RE Chapter 5 Flashcards
Using dose response curves, the actions of drug can be quantified and expressed as the effective dose (ED50), toxic dose (TD50) and lethal dose (LD50). The therapeutic index is is the:
This is known as the _______ drug response:
LD50/ED50
Quantal Drug Response
The number and activity of a receptor population may increase or decrease in response to (usually) chronic drug administration. This is known as:
Receptor adaptation (tolerance)
In biochemistry a molecule that is able to bind and form a complex with a receptor to produce a biologic response.
Ligand
Examples of ligands?
Endogenous chemicals such as neurotransmitters or hormones that are administered exogenously as drugs.
Very rapid development of tolerance, frequently with acute drug administration, is known as _____________.
tachyphylaxis
Common causes of tachyphylaxis:
up or down regulation, enzyme induction, depleted neurotransmitters, protein conformational changes, and changes in gene expression.
According to the space receptor concept- the relationship between the number of receptors stimulated and the response is usually linear or nonlinear?
nonlinear (pg 60)
A maximal response or near maximal response can occur often by activation of only a fraction of the receptors present.
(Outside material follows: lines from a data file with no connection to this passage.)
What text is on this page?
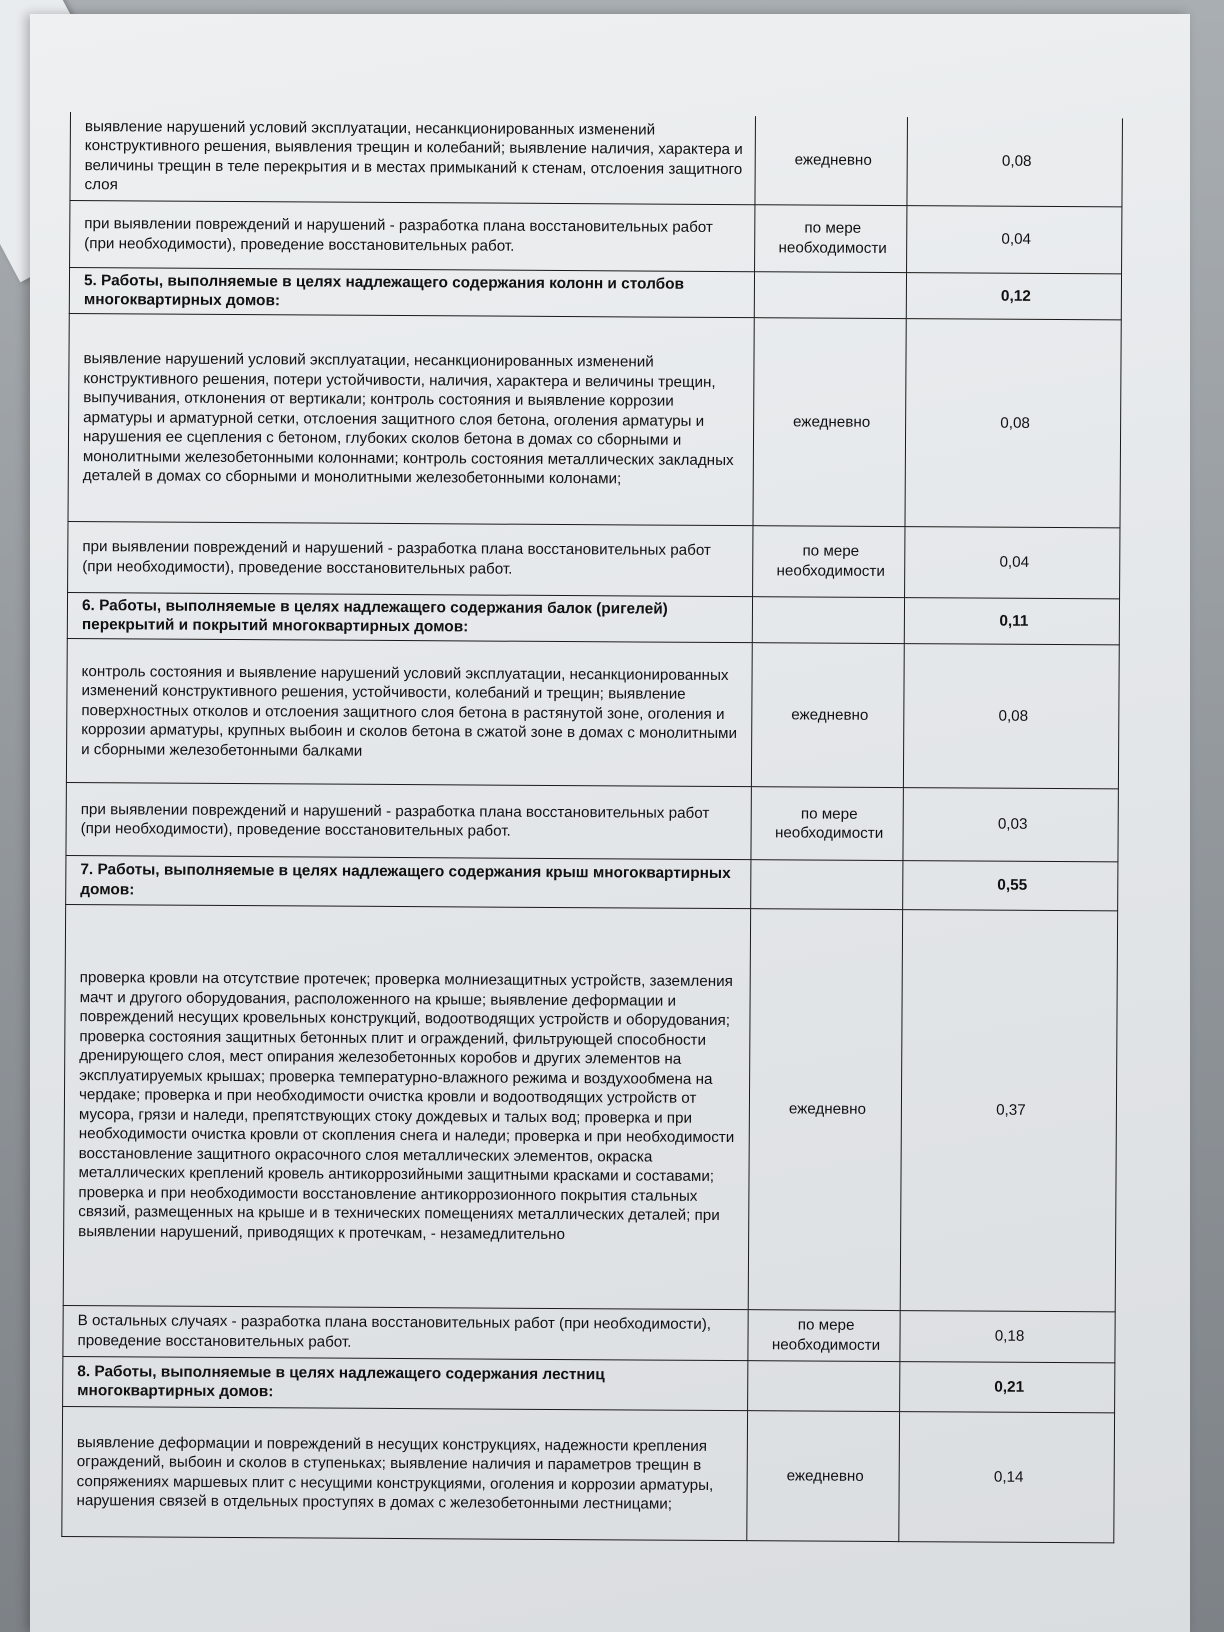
выявление нарушений условий эксплуатации, несанкционированных изменений конструктивного решения, выявления трещин и колебаний; выявление наличия, характера и величины трещин в теле перекрытия и в местах примыканий к стенам, отслоения защитного слоя	ежедневно	0,08
при выявлении повреждений и нарушений - разработка плана восстановительных работ (при необходимости), проведение восстановительных работ.	по мере необходимости	0,04
5. Работы, выполняемые в целях надлежащего содержания колонн и столбов многоквартирных домов:		0,12
выявление нарушений условий эксплуатации, несанкционированных изменений конструктивного решения, потери устойчивости, наличия, характера и величины трещин, выпучивания, отклонения от вертикали; контроль состояния и выявление коррозии арматуры и арматурной сетки, отслоения защитного слоя бетона, оголения арматуры и нарушения ее сцепления с бетоном, глубоких сколов бетона в домах со сборными и монолитными железобетонными колоннами; контроль состояния металлических закладных деталей в домах со сборными и монолитными железобетонными колонами;	ежедневно	0,08
при выявлении повреждений и нарушений - разработка плана восстановительных работ (при необходимости), проведение восстановительных работ.	по мере необходимости	0,04
6. Работы, выполняемые в целях надлежащего содержания балок (ригелей) перекрытий и покрытий многоквартирных домов:		0,11
контроль состояния и выявление нарушений условий эксплуатации, несанкционированных изменений конструктивного решения, устойчивости, колебаний и трещин; выявление поверхностных отколов и отслоения защитного слоя бетона в растянутой зоне, оголения и коррозии арматуры, крупных выбоин и сколов бетона в сжатой зоне в домах с монолитными и сборными железобетонными балками	ежедневно	0,08
при выявлении повреждений и нарушений - разработка плана восстановительных работ (при необходимости), проведение восстановительных работ.	по мере необходимости	0,03
7. Работы, выполняемые в целях надлежащего содержания крыш многоквартирных домов:		0,55
проверка кровли на отсутствие протечек; проверка молниезащитных устройств, заземления мачт и другого оборудования, расположенного на крыше; выявление деформации и повреждений несущих кровельных конструкций, водоотводящих устройств и оборудования; проверка состояния защитных бетонных плит и ограждений, фильтрующей способности дренирующего слоя, мест опирания железобетонных коробов и других элементов на эксплуатируемых крышах; проверка температурно-влажного режима и воздухообмена на чердаке; проверка и при необходимости очистка кровли и водоотводящих устройств от мусора, грязи и наледи, препятствующих стоку дождевых и талых вод; проверка и при необходимости очистка кровли от скопления снега и наледи; проверка и при необходимости восстановление защитного окрасочного слоя металлических элементов, окраска металлических креплений кровель антикоррозийными защитными красками и составами; проверка и при необходимости восстановление антикоррозионного покрытия стальных связий, размещенных на крыше и в технических помещениях металлических деталей; при выявлении нарушений, приводящих к протечкам, - незамедлительно	ежедневно	0,37
В остальных случаях - разработка плана восстановительных работ (при необходимости), проведение восстановительных работ.	по мере необходимости	0,18
8. Работы, выполняемые в целях надлежащего содержания лестниц многоквартирных домов:		0,21
выявление деформации и повреждений в несущих конструкциях, надежности крепления ограждений, выбоин и сколов в ступеньках; выявление наличия и параметров трещин в сопряжениях маршевых плит с несущими конструкциями, оголения и коррозии арматуры, нарушения связей в отдельных проступях в домах с железобетонными лестницами;	ежедневно	0,14
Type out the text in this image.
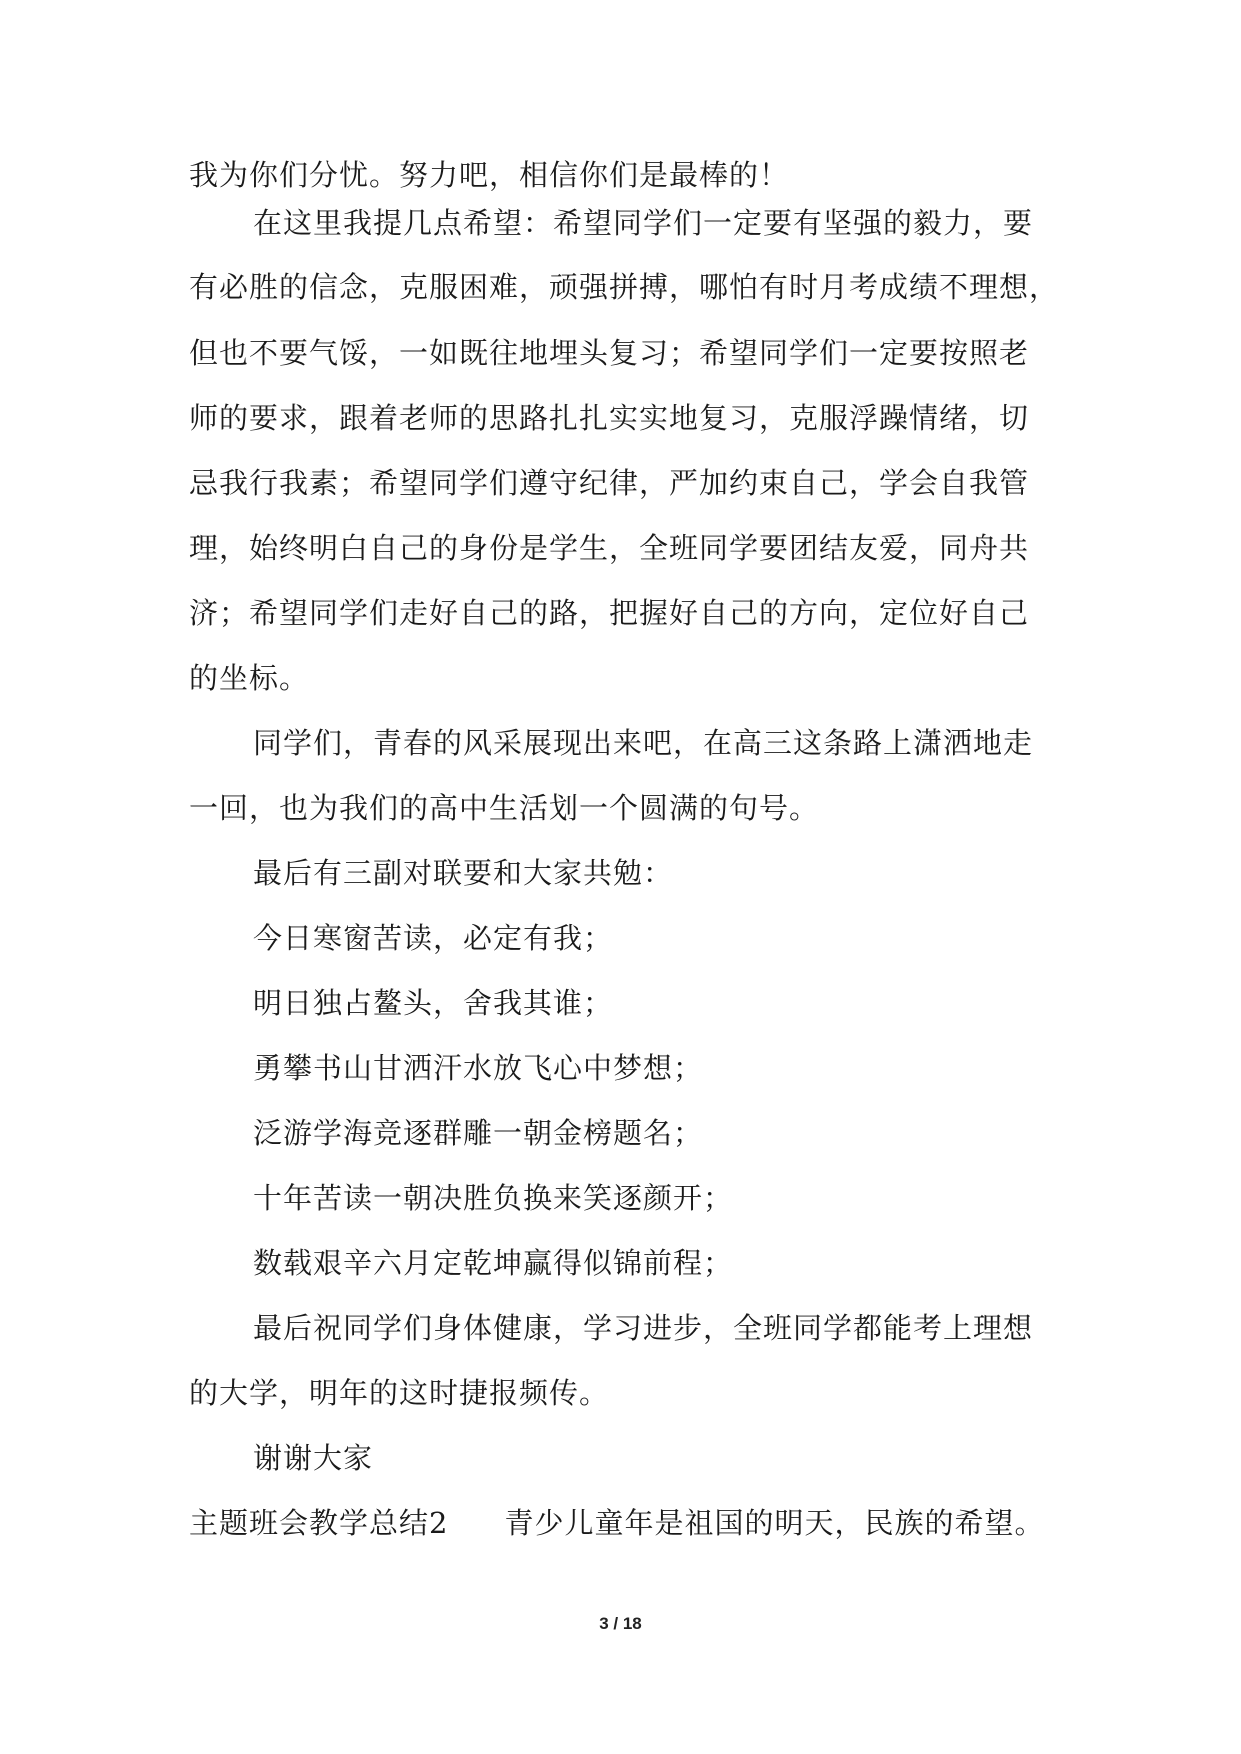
我为你们分忧。努力吧，相信你们是最棒的！
在这里我提几点希望：希望同学们一定要有坚强的毅力，要
有必胜的信念，克服困难，顽强拼搏，哪怕有时月考成绩不理想，
但也不要气馁，一如既往地埋头复习；希望同学们一定要按照老
师的要求，跟着老师的思路扎扎实实地复习，克服浮躁情绪，切
忌我行我素；希望同学们遵守纪律，严加约束自己，学会自我管
理，始终明白自己的身份是学生，全班同学要团结友爱，同舟共
济；希望同学们走好自己的路，把握好自己的方向，定位好自己
的坐标。
同学们，青春的风采展现出来吧，在高三这条路上潇洒地走
一回，也为我们的高中生活划一个圆满的句号。
最后有三副对联要和大家共勉：
今日寒窗苦读，必定有我；
明日独占鳌头，舍我其谁；
勇攀书山甘洒汗水放飞心中梦想；
泛游学海竞逐群雕一朝金榜题名；
十年苦读一朝决胜负换来笑逐颜开；
数载艰辛六月定乾坤赢得似锦前程；
最后祝同学们身体健康，学习进步，全班同学都能考上理想
的大学，明年的这时捷报频传。
谢谢大家
主题班会教学总结2 青少儿童年是祖国的明天，民族的希望。
3 / 18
A drug or endogenous chemical that binds to a receptor resulting in the opposite action of the agonist is known as….
Inverse agonist.
A drug or endogenous chemical that activates a receptor but cannot produce a maximum response but may also partially block an agonist is termed
Give an example
A partial agonist or agonist-antagonist.
nalbuphine
What is the difference between the terms efficacy and affinity:
Efficacy is the drugs ability to deliver the desired response and may also be expressed as intrinsic activity relating to its maximum effect. Affinity is based on the drugs potency where the most potent drug requires the lowest dose.
A drug that has affinity for a receptor but no efficacy is termed:
Antagonist.
In general an agonist or antagonist commonly has a higher affinity for a receptor?
Antagonist.
Competitive or noncompetitive antagonists are reversible?
competitive is reversible, noncompetitive is not.
The primary site for of anesthetic action is now considered to be ________, not the lipid bilayer surrounding the nerve cells.
membrane receptors
What is the primary mechanism of action of inhalation and IV anesthetics?
the potentiation of GABA (the inhibitory y-aminobutyric acid receptor)
The recovery time from IV anesthetics is described in terms of….
context sensitive half- time
The difference between context sensitive half-time and drug half-life is:
context sensitive half-time takes into account the duration of anesthetic administration not just the drug redistribution and elimination profiles. (like running a propofol TIVA for 10 hours vs an intubating dose?)
Name the three common properties of receptors:
sensitivity, selectivity, and specificity
List the bonds that form between drug and receptor from weakest to strongest:
(hydrogen, ionic, van der Waals, hydrophobic and covalent)
van der Waals hydrophobic hydrogen ionic covalent
Name the 7 receptor classifications
7-transmembrane receptors Ligand-gated ion channels Ion channels catalytic receptors nuclear receptors transporters enzymes
The GABA-A inhibitory receptor has been implicated and suggested as a primary site of IV anesthetics…except for which drug??
Ketamine
Volatile anesthetics like N2O, des, sevo and iso bond to cell receptors by means of…..covalent, ionic, hydrogen or hydrophobic bonding?
nonspecific hydrophobic bonding mechanisms
Some endogenous proteins, like Albumin, provide alternative drug binding sites known as ___________. What type of drug generally binds here?
acceptors
acidic drugs
How do acceptors affect drug administration?
drugs bound to acceptors are not available to interact with receptors, highly protein bound drugs are therefore less available for active drug concentrations.
_____________ refers to the processes by which a cell converts one kind of signal or stimulus into another.
signal transduction
The signal sequences or cascades achieved by signal transduction are commonly referred to as _________
second messenger pathways
Receptor signaling translates changes to _______________, that are linked to second messengers such as ___________________.
G proteins
cAMP or cGMP
The second messengers regulate enzymes such as ___________ which do what?
protein kinases and phosphatases which drive their ultimate intracellular actions.